Does oxaliplatin benefit come with an age limit in patients with stage II or III colorectal cancer (CRC)?

New data from a population-based cohort show that adding oxaliplatin chemotherapy to fluoropyrimidine in the adjuvant setting significantly improved survival in patients with stage III CRC up to age 70 but not those older than age 70. The analysis also revealed that the drug did not improve survival in those with stage II disease, regardless of patients' age.

"The findings suggest that oxaliplatin may benefit patients aged 70 years or younger with stage III colorectal cancer, while its use in patients aged older than 70 years and those with stage II disease warrants reconsideration," according to the study authors, led by Jun Woo Bong, MD, PhD, of Korea University Guro Hospital in Seoul, Republic of Korea.

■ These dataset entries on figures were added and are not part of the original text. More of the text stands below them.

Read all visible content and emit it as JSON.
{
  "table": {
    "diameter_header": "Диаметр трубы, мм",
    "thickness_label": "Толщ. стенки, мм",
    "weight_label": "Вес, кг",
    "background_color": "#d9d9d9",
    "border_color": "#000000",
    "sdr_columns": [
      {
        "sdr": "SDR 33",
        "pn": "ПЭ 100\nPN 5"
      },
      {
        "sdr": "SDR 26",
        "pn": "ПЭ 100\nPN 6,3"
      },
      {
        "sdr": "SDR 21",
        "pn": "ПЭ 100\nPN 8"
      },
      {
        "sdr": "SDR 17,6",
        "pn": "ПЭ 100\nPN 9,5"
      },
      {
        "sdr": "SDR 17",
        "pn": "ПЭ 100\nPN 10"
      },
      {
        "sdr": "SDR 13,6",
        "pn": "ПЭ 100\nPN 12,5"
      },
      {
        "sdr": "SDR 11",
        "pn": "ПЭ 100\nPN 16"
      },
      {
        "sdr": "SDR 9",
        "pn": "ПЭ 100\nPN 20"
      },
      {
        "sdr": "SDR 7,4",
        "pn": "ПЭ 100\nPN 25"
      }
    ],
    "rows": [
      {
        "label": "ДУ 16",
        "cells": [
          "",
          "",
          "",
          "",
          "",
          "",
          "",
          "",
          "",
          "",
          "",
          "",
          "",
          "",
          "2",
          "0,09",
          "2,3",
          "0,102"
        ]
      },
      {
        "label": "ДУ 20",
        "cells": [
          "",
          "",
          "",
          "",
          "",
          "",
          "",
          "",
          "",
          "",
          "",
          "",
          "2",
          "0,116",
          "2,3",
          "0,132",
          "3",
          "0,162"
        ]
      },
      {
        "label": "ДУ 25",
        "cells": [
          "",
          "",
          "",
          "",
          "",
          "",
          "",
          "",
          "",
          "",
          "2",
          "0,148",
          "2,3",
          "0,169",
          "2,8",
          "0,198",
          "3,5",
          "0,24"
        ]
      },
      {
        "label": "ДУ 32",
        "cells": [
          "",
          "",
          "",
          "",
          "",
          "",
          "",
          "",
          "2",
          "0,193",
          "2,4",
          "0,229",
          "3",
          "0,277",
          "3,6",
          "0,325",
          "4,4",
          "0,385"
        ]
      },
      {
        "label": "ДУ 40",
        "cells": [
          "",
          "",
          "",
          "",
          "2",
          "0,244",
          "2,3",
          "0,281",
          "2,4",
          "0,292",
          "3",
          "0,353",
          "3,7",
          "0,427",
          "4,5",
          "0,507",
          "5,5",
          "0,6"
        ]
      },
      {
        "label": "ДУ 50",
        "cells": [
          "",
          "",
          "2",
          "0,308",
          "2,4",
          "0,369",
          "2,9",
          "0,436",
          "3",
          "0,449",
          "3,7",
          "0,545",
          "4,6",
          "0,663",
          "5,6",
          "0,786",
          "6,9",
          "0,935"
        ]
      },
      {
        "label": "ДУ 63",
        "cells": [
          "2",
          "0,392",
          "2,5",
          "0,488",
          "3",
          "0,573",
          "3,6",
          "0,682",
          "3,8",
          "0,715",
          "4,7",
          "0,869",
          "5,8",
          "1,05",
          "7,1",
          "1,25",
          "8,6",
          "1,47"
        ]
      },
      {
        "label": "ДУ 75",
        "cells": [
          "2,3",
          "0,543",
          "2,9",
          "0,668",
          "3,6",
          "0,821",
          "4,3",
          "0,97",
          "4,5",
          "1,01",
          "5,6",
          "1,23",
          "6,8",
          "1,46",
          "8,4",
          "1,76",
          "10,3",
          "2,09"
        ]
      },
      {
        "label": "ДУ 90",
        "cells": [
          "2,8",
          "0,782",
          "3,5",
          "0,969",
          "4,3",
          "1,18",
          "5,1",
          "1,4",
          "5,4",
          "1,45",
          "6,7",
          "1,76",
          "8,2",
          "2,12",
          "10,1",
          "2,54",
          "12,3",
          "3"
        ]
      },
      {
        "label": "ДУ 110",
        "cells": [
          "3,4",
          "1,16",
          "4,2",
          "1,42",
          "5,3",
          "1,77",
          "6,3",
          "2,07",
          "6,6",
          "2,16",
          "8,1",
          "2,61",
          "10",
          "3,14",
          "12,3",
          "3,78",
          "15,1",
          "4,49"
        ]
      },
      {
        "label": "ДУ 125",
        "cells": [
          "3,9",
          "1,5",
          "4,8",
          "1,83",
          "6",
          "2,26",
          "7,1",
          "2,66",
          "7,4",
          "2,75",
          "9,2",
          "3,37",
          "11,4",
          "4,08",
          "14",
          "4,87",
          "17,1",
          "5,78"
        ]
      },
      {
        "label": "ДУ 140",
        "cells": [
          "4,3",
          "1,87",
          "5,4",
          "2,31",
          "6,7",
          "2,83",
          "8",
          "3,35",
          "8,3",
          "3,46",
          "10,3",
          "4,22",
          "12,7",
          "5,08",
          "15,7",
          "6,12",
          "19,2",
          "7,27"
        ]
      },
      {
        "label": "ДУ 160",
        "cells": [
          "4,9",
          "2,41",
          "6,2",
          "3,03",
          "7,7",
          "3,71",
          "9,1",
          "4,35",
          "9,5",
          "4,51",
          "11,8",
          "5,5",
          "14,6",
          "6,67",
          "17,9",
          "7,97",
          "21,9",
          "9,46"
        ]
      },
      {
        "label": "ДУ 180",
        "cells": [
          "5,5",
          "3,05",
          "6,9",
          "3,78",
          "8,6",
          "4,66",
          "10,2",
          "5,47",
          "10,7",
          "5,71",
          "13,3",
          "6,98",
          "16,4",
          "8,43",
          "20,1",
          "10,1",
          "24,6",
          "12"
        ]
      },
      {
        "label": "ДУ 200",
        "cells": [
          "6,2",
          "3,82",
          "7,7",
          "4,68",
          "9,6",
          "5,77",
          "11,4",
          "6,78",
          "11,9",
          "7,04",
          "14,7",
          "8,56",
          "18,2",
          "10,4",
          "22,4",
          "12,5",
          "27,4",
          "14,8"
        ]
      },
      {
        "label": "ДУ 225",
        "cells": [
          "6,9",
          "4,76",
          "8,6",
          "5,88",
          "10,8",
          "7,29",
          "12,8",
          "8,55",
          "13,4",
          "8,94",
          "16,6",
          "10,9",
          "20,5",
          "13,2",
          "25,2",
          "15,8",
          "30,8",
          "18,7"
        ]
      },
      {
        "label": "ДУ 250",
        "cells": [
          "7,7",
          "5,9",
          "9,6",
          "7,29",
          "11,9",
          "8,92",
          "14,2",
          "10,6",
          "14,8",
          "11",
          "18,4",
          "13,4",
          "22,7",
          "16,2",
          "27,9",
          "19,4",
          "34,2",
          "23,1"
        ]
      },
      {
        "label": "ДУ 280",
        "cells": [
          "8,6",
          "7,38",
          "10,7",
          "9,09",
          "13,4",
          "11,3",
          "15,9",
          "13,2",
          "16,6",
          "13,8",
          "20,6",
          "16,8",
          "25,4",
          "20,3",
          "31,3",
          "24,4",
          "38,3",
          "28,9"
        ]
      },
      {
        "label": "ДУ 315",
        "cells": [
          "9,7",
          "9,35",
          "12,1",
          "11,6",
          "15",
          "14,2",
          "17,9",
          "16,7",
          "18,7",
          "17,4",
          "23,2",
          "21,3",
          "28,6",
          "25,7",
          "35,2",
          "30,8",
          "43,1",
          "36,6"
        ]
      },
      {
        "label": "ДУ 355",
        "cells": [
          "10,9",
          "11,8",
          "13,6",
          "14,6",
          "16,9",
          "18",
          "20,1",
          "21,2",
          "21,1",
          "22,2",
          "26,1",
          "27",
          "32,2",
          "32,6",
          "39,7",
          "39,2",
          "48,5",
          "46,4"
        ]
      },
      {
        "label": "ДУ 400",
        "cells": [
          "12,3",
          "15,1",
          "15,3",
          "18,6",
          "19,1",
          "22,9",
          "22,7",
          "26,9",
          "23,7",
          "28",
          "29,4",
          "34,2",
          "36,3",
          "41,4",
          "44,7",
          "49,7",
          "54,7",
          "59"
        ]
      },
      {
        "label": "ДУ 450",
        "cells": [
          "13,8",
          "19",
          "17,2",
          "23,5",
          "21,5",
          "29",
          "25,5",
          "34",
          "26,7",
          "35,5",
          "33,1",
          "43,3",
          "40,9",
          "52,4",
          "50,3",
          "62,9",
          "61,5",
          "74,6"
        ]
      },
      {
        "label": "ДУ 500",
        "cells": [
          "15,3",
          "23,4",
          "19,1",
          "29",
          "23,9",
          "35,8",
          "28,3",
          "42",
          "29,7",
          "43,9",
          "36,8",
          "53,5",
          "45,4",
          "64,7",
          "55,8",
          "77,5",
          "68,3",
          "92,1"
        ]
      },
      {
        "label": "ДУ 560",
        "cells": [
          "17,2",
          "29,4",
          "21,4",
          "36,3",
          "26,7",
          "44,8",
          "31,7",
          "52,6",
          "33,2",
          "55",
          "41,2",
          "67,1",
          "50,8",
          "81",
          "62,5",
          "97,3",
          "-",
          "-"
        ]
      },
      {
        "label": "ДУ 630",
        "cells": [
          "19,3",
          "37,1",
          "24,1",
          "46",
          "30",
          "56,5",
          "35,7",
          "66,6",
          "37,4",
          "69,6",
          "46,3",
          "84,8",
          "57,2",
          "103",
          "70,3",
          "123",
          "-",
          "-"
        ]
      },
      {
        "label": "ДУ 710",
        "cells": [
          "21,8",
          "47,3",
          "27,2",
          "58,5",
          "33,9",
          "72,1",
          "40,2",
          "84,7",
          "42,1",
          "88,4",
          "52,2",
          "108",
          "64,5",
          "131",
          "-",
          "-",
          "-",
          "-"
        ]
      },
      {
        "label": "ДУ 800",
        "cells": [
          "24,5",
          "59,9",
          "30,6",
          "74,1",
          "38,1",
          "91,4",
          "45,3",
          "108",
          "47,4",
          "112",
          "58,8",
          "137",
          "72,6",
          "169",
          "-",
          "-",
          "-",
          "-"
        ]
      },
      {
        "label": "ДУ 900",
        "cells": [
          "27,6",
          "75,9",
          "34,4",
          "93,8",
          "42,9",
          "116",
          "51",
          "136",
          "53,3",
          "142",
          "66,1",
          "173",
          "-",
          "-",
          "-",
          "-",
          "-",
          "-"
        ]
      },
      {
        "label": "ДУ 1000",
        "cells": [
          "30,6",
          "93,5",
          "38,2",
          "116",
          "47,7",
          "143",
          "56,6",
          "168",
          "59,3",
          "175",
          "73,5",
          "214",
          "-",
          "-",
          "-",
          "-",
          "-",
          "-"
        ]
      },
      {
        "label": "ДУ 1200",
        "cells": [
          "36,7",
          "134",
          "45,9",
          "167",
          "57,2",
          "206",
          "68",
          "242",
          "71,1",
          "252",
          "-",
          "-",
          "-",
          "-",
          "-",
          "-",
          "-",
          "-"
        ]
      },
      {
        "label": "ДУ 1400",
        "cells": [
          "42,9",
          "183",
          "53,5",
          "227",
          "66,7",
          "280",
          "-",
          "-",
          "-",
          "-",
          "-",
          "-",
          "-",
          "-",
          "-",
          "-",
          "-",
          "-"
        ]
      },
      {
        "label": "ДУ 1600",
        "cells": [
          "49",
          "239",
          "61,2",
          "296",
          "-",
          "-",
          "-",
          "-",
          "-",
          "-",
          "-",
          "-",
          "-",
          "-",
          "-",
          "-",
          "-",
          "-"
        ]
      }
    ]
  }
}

Oxaliplatin-based chemotherapy is standard for patients with stage II to III CRC following surgery, but its benefit in older patients remains unclear, with studies yielding conflicting results. A large retrospective study, for instance, found overall survival improved with oxaliplatin-based adjuvant therapy in patients older than age 70 with stage III disease, while an analysis of three studies did not find a survival benefit associated with oxaliplatin in older patients.

The latest analysis, published online in JAMA Network Open, aimed to clarify how, or whether, age should factor into treatment decisions.

Bong and colleagues conducted a population-based retrospective cohort study using data from the Korea Health Insurance Review and Assessment Service's National Quality Assessment program. The researchers included 8561 patients who underwent curative resection for stage II and stage III CRC and received adjuvant chemotherapy between January 2014 and December 2016. The patients were followed until April 2024 or death.

The research team primarily looked at overall survival, assessing age thresholds from 60 to 80 years to identify an age cutoff for a survival benefit. The team also evaluated discontinuation rates.

For the 2913 patients with stage II disease, the researchers did not identify an age threshold where oxaliplatin was associated with improved overall survival. Across all age thresholds, oxaliplatin was not linked to better survival outcomes among patients with stage II disease (adjusted hazard ratios [AHRs] ranged from 0.71 to 1.09).

In contrast, oxaliplatin was associated with significantly improved overall survival among patients with stage III disease aged 70 years or younger (AHR, 0.59), with a significantly higher 5-year overall survival rate in the oxaliplatin group (84.8% vs 78.1% in the fluoropyrimidine only group). After age 70, oxaliplatin was not associated with improved overall survival (AHR, 0.85; 95% CI, 0.67-1.07; P = .18), with similar 5-year overall survival rates in both groups (71% vs 68%).

In patients with stage III disease, discontinuation rates continuously increased from ages 60 to 80 and was significantly higher among patients older than 70 years -- 37.4% vs 23.9% among younger patients (adjusted odds ratio, 1.55; P < .001). Discontinuation was also associated with worse overall survival (AHR, 1.54).

The discontinuation data suggest that "older patients may experience greater difficulty tolerating oxaliplatin-based regimens" potentially affecting treatment efficacy, Alfonso De Stefano, MD, PhD, of Istituto Nazionale Tumori at Fondazione G. Pascale in Naples, Italy, and colleagues wrote in an accompanying editorial.

And the findings overall indicate "clinicians may need to be more cautious when recommending oxaliplatin for patients older than 70 years or those with stage II disease," according to De Stefano and colleagues wrote.

Even with the age-focused findings, the researchers noted that age should not be the only consideration when weighing the risks and benefits of oxaliplatin in this population.

"Studies have suggested that biological age, which includes factors such as frailty and organ function, may be more relevant than chronological age in predicting chemotherapy outcomes," Bong and colleagues wrote.

De Stefano and colleagues agreed, noting that clinicians should consider factors beyond age, such as comorbidities, cognitive function, social and economic conditions, and mobility.

"We need to be cautious that we don't interpret the results as an age threshold," said Nadine Jackson , MD, MPH, of Harvard Medical School and Dana-Farber Cancer Institute, Boston.

Jackson, who was not involved in the research, recommended against changes to practice guidelines or clinical decision-making based on age before prospective data becomes available.

"As clinicians, we all need to recognize that older adults are the patients who are most likely to be seen and diagnosed with cancer, and there can be complicated care outcomes as a result," said Jackson. "This isn't some other doctor's problem -- this is where oncology is. We need to support geriatric skills for both practicing oncologists and trainees so we can listen to our patients and determine what to prioritize for their care."

This study was supported and funded by a Korean University Guro Hospital grant, as well as grants from the Institute of Information & Communications Technology Planning & Evaluation, Korean Ministry of Science, Korea Health Industry Development Institute, and Korean Ministry of Health & Welfare. Bong and colleagues reported no disclosures, and De Stefano and colleagues reported nonfinancial support, personal fees, and grants outside of the commentary. Jackson reported no relevant disclosures.